3) Hinweise auf Toleranzentwicklung nach Booster
Eine Studie aus Spanien (Perez, 2023) untersuchte Blutproben von Geimpften und konzentrierte sich auf die Antikörperklasse IgG4. Diese spezielle Antikörperform spielt bei klassischen Virusinfektionen normalerweise kaum eine Rolle. Ihr Auftreten ist ein Zeichen einer Toleranzentwicklung, also das Gegenteil einer Immunabwehr. Die Forschenden fanden: Je mehr mRNA-Dosen eine Person erhalten hatte, desto höher waren ihre IgG4-Spiegel – im Mittel um das Elffache nach mehreren Boostern. Auffällig war zudem, dass Personen mit besonders hohen IgG4-Werten ein erhöhtes Risiko hatten, sich erneut mit SARS-CoV-2 zu infizieren.
4) Impfung nach durchgemachter Erkrankung erhöht Infektionsrisiko
Eine populationsbasierte Studie aus Island (Eythorsson, 2022) verfolgte über mehrere Monate hinweg Personen, die alle bereits mindestens einmal eine SARS-CoV-2-Infektion durchgemacht hatten. Das Hauptergebnis war wenig überraschend: Je länger die Erstinfektion zurücklag, desto höher war die Wahrscheinlichkeit einer Reinfektion – nach 18 Monaten war das Risiko um etwa 56 % höher als nach nur 3 Monaten. Überraschend war jedoch ein anderer Befund: Personen, die zwei oder mehr Impfdosen erhalten hatten, hatten ein signifikant höheres Reinfektionsrisiko als solche mit einer Dosis oder gar keiner Impfung (Odds Ratio 1,42; 95 % KI: 1,13–1,78).
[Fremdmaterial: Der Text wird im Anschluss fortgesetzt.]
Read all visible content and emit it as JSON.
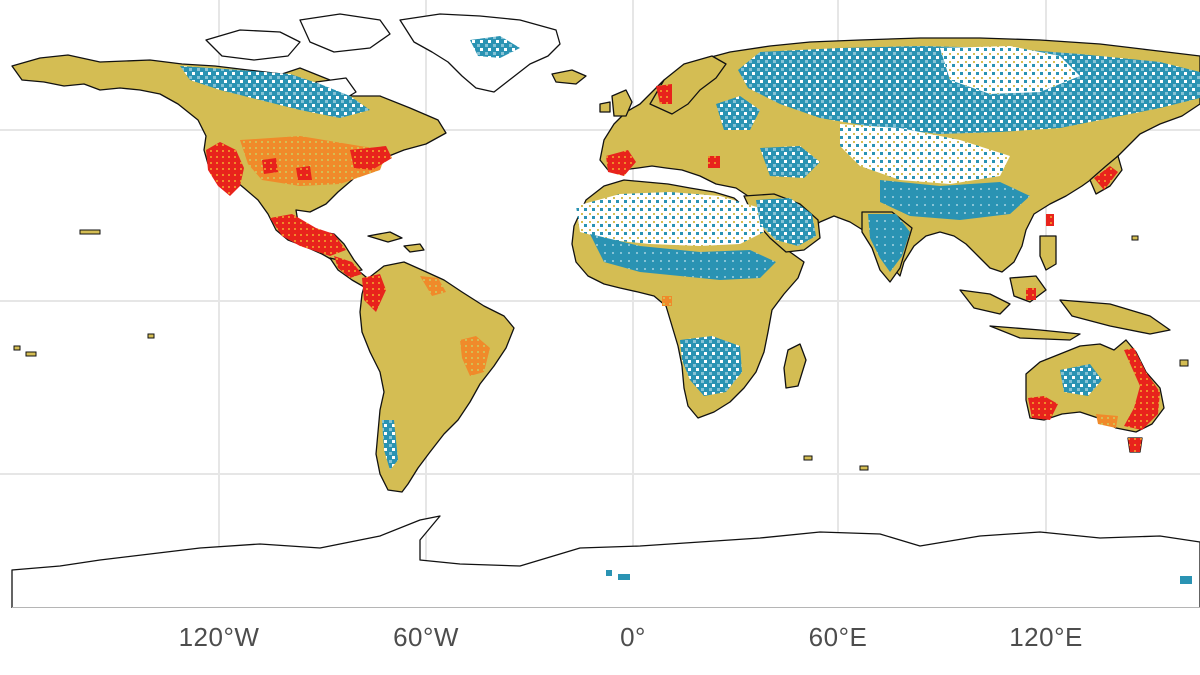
{
  "map": {
    "projection": "equirectangular",
    "gridlines": true,
    "colors": {
      "background": "#ffffff",
      "grid": "#e6e6e6",
      "outline": "#111111",
      "base_land": "#d4bd53",
      "blue": "#2a93b3",
      "light_blue": "#86c3d6",
      "orange": "#f08a2a",
      "red": "#e8231c",
      "white": "#ffffff"
    },
    "x_ticks": [
      {
        "label": "120°W",
        "lon": -120
      },
      {
        "label": "60°W",
        "lon": -60
      },
      {
        "label": "0°",
        "lon": 0
      },
      {
        "label": "60°E",
        "lon": 60
      },
      {
        "label": "120°E",
        "lon": 120
      }
    ],
    "y_gridlines_lat": [
      60,
      30,
      0,
      -30,
      -60
    ]
  }
}
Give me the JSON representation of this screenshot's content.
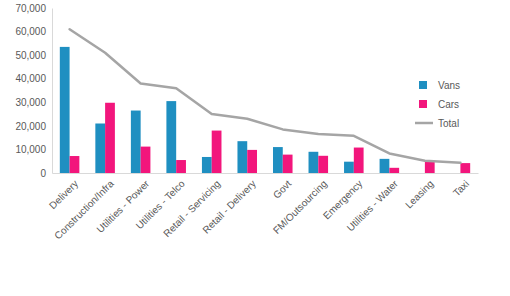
{
  "chart_data": {
    "type": "bar",
    "categories": [
      "Delivery",
      "Construction/Infra",
      "Utilities - Power",
      "Utilities - Telco",
      "Retail - Servicing",
      "Retail - Delivery",
      "Govt",
      "FM/Outsourcing",
      "Emergency",
      "Utilities - Water",
      "Leasing",
      "Taxi"
    ],
    "series": [
      {
        "name": "Vans",
        "type": "bar",
        "color": "#1f8fc1",
        "values": [
          53500,
          21000,
          26500,
          30500,
          6800,
          13500,
          11000,
          9000,
          4800,
          6000,
          0,
          0
        ]
      },
      {
        "name": "Cars",
        "type": "bar",
        "color": "#f2167c",
        "values": [
          7200,
          29800,
          11200,
          5500,
          18000,
          9800,
          7800,
          7300,
          10800,
          2200,
          5000,
          4200
        ]
      },
      {
        "name": "Total",
        "type": "line",
        "color": "#a5a5a5",
        "values": [
          61000,
          51000,
          38000,
          36000,
          25000,
          23000,
          18500,
          16500,
          15800,
          8300,
          5200,
          4300
        ]
      }
    ],
    "ylim": [
      0,
      70000
    ],
    "yticks": [
      0,
      {
        "value": 10000,
        "label": "10,000"
      },
      {
        "value": 20000,
        "label": "20,000"
      },
      {
        "value": 30000,
        "label": "30,000"
      },
      {
        "value": 40000,
        "label": "40,000"
      },
      {
        "value": 50000,
        "label": "50,000"
      },
      {
        "value": 60000,
        "label": "60,000"
      },
      {
        "value": 70000,
        "label": "70,000"
      }
    ],
    "grid": false,
    "legend": "right"
  }
}
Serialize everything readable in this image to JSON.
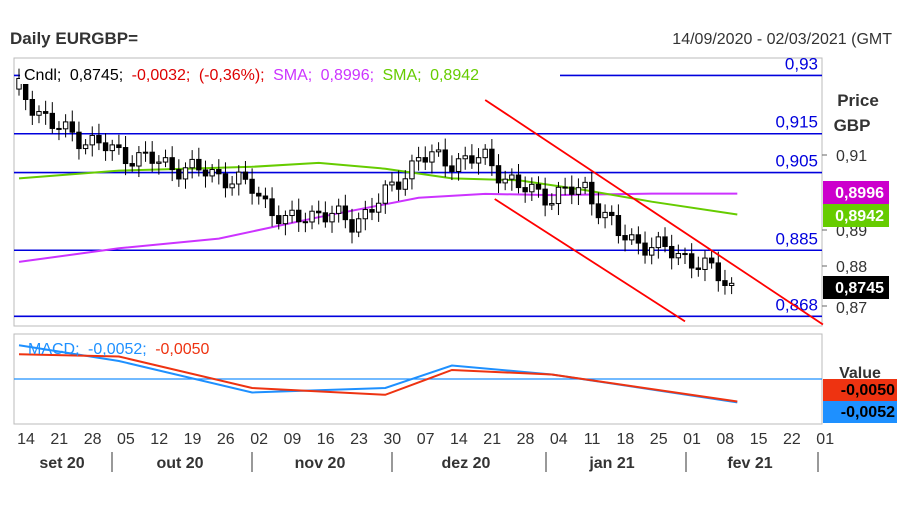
{
  "header": {
    "title": "Daily EURGBP=",
    "date_range": "14/09/2020 - 02/03/2021 (GMT"
  },
  "legend": {
    "cndl_label": "Cndl;",
    "cndl_close": "0,8745;",
    "cndl_change": "-0,0032;",
    "cndl_change_pct": "(-0,36%);",
    "sma1_label": "SMA;",
    "sma1_value": "0,8996;",
    "sma2_label": "SMA;",
    "sma2_value": "0,8942"
  },
  "macd_legend": {
    "label": "MACD;",
    "macd_value": "-0,0052;",
    "signal_value": "-0,0050"
  },
  "price_axis": {
    "title_line1": "Price",
    "title_line2": "GBP",
    "ticks": [
      "0,91",
      "0,89",
      "0,88",
      "0,87"
    ]
  },
  "macd_axis": {
    "title": "Value"
  },
  "value_tags": {
    "sma1": "0,8996",
    "sma2": "0,8942",
    "close": "0,8745",
    "signal": "-0,0050",
    "macd": "-0,0052"
  },
  "colors": {
    "up": "#ffffff",
    "down": "#000000",
    "sma_slow": "#cc33ff",
    "sma_fast": "#66cc00",
    "level_line": "#0000dd",
    "channel": "#ff0000",
    "macd": "#1e90ff",
    "signal": "#ee3311",
    "axis_text": "#333333"
  },
  "x_axis": {
    "day_ticks": [
      "14",
      "21",
      "28",
      "05",
      "12",
      "19",
      "26",
      "02",
      "09",
      "16",
      "23",
      "30",
      "07",
      "14",
      "21",
      "28",
      "04",
      "11",
      "18",
      "25",
      "01",
      "08",
      "15",
      "22",
      "01"
    ],
    "month_labels": [
      "set 20",
      "out 20",
      "nov 20",
      "dez 20",
      "jan 21",
      "fev 21"
    ]
  },
  "chart_data": {
    "type": "candlestick",
    "y_range": [
      0.8655,
      0.9345
    ],
    "horizontal_levels": [
      {
        "value": 0.93,
        "label": "0,93"
      },
      {
        "value": 0.915,
        "label": "0,915"
      },
      {
        "value": 0.905,
        "label": "0,905"
      },
      {
        "value": 0.885,
        "label": "0,885"
      },
      {
        "value": 0.868,
        "label": "0,868"
      }
    ],
    "trend_channel": {
      "upper": [
        {
          "date": "2020-12-21",
          "value": 0.9237
        },
        {
          "date": "2021-03-02",
          "value": 0.8659
        }
      ],
      "lower": [
        {
          "date": "2020-12-23",
          "value": 0.8982
        },
        {
          "date": "2021-02-01",
          "value": 0.8667
        }
      ]
    },
    "close_series": [
      {
        "date": "2020-09-14",
        "close": 0.9265
      },
      {
        "date": "2020-09-21",
        "close": 0.917
      },
      {
        "date": "2020-09-28",
        "close": 0.9135
      },
      {
        "date": "2020-10-05",
        "close": 0.91
      },
      {
        "date": "2020-10-12",
        "close": 0.908
      },
      {
        "date": "2020-10-19",
        "close": 0.906
      },
      {
        "date": "2020-10-26",
        "close": 0.9045
      },
      {
        "date": "2020-11-02",
        "close": 0.901
      },
      {
        "date": "2020-11-09",
        "close": 0.892
      },
      {
        "date": "2020-11-16",
        "close": 0.895
      },
      {
        "date": "2020-11-23",
        "close": 0.892
      },
      {
        "date": "2020-11-30",
        "close": 0.899
      },
      {
        "date": "2020-12-07",
        "close": 0.909
      },
      {
        "date": "2020-12-14",
        "close": 0.908
      },
      {
        "date": "2020-12-21",
        "close": 0.9085
      },
      {
        "date": "2020-12-28",
        "close": 0.901
      },
      {
        "date": "2021-01-04",
        "close": 0.899
      },
      {
        "date": "2021-01-11",
        "close": 0.901
      },
      {
        "date": "2021-01-18",
        "close": 0.889
      },
      {
        "date": "2021-01-25",
        "close": 0.886
      },
      {
        "date": "2021-02-01",
        "close": 0.8835
      },
      {
        "date": "2021-02-08",
        "close": 0.8785
      },
      {
        "date": "2021-02-12",
        "close": 0.8745
      }
    ],
    "sma_slow_series": [
      {
        "date": "2020-09-14",
        "value": 0.882
      },
      {
        "date": "2020-10-05",
        "value": 0.8855
      },
      {
        "date": "2020-10-26",
        "value": 0.888
      },
      {
        "date": "2020-11-16",
        "value": 0.8935
      },
      {
        "date": "2020-12-07",
        "value": 0.8985
      },
      {
        "date": "2020-12-21",
        "value": 0.8995
      },
      {
        "date": "2021-01-04",
        "value": 0.8992
      },
      {
        "date": "2021-01-25",
        "value": 0.8996
      },
      {
        "date": "2021-02-12",
        "value": 0.8996
      }
    ],
    "sma_fast_series": [
      {
        "date": "2020-09-14",
        "value": 0.9035
      },
      {
        "date": "2020-10-05",
        "value": 0.9055
      },
      {
        "date": "2020-10-19",
        "value": 0.906
      },
      {
        "date": "2020-11-02",
        "value": 0.9065
      },
      {
        "date": "2020-11-16",
        "value": 0.9075
      },
      {
        "date": "2020-11-30",
        "value": 0.906
      },
      {
        "date": "2020-12-14",
        "value": 0.9035
      },
      {
        "date": "2020-12-28",
        "value": 0.903
      },
      {
        "date": "2021-01-11",
        "value": 0.9005
      },
      {
        "date": "2021-01-25",
        "value": 0.8975
      },
      {
        "date": "2021-02-12",
        "value": 0.8942
      }
    ],
    "macd_series": [
      {
        "date": "2020-09-14",
        "macd": 0.0075,
        "signal": 0.0055
      },
      {
        "date": "2020-10-05",
        "macd": 0.004,
        "signal": 0.005
      },
      {
        "date": "2020-11-02",
        "macd": -0.003,
        "signal": -0.002
      },
      {
        "date": "2020-11-30",
        "macd": -0.002,
        "signal": -0.0035
      },
      {
        "date": "2020-12-14",
        "macd": 0.003,
        "signal": 0.002
      },
      {
        "date": "2021-01-04",
        "macd": 0.001,
        "signal": 0.001
      },
      {
        "date": "2021-02-12",
        "macd": -0.0052,
        "signal": -0.005
      }
    ]
  }
}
5) Wirkdauer limitiert, gefolgt von erhöhtem Erkrankungsrisiko
Eine grosse Analyse aus Katar (Chemaitelly, 2022) verfolgte den Schutz verschiedener COVID-19-Impfungen gegen Infektionen mit den Omikron-Varianten BA.1 und BA.2. Untersucht wurden sowohl Personen mit als auch ohne vorangegangene Infektion. Direkt nach der Impfung zeigte sich zunächst noch ein messbarer Schutz gegen Infektionen, der jedoch rasch abnahm und innerhalb weniger Monate nicht nur verschwand, sondern ins Negative kippte. Bei der Pfizer-Impfung sank die Wirksamkeit gegen BA.1 von rund 47 % auf –18 Prozent (relativ) und gegen BA.2 von 52 % auf –12 Prozent. Ein negativer Wert bedeutet, dass Geimpfte im Beobachtungszeitraum häufiger infiziert, wurden als Ungeimpfte – ein Befund, der sich mit den Resultaten anderer Studien deckt. Auch bei Moderna zeigte sich ein ähnliches Muster: gegen BA.1 von 71 Prozent auf –10 Prozent und gegen BA.2 von 36 Prozent auf –20 %.